Thursday, November 4, 2010

Rewired

Larry Rosen’s Rewired addresses a number of “hot topics” of interest to today’s educator. Because his work focuses in particular on young adolescents, the book is especially important for middle school educators. He does consider a number of themes (a sufficient number that I intend to focus on the book in multiple blog entries), including multiasking and wireless mobile devices (WMD’s).

An interview with Larry Rosen that was broadcast on National Public Radio is available here.

Multitasking is the mythic capability of young people (and others) to be able to perform more than one task at a time. A youngster who is instant messaging a friend on his or her computer, carrying on a text message conversation with another, and listening to music all while doing homework is multitasking. (So is his or her parent who is talking on the cell phone while driving.) Several years ago, there was some suggestion that young people where able to multitask better than adults; more recent research has questioned youngsters’ ability to do more than one task at a time. Rosen looks takes a closer at the evidence and suggests that youngsters are not multitasking, but they are quickly task-switching. He also concludes that educators must recognize this facts of young people’s lives and must develop strategies for accommodating this into expectations (he argues that “multitasking” youngsters will still accomplish tasks equally too youngsters who do not, but that but will take longer).
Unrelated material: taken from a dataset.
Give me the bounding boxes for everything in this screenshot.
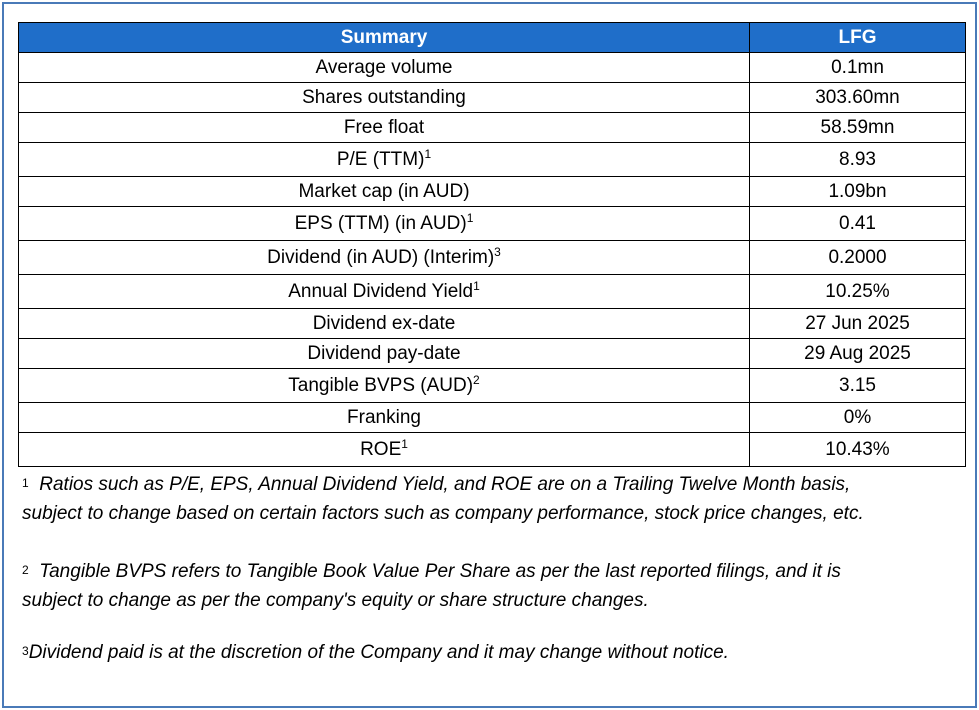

Rosen does use the acronym WMD to describe wireless mobile devices, which includes the cell phones, BlackBerries, iPhones, and similar devices students carry today. The emotional resonance of the terms is not list on the audience and Rosen does suggest these are having profound effect on how humans access information and how humans interaction. Again, Rosen recognizes the need for educators to develop strategies for surviving the effects of WMD’s on schools.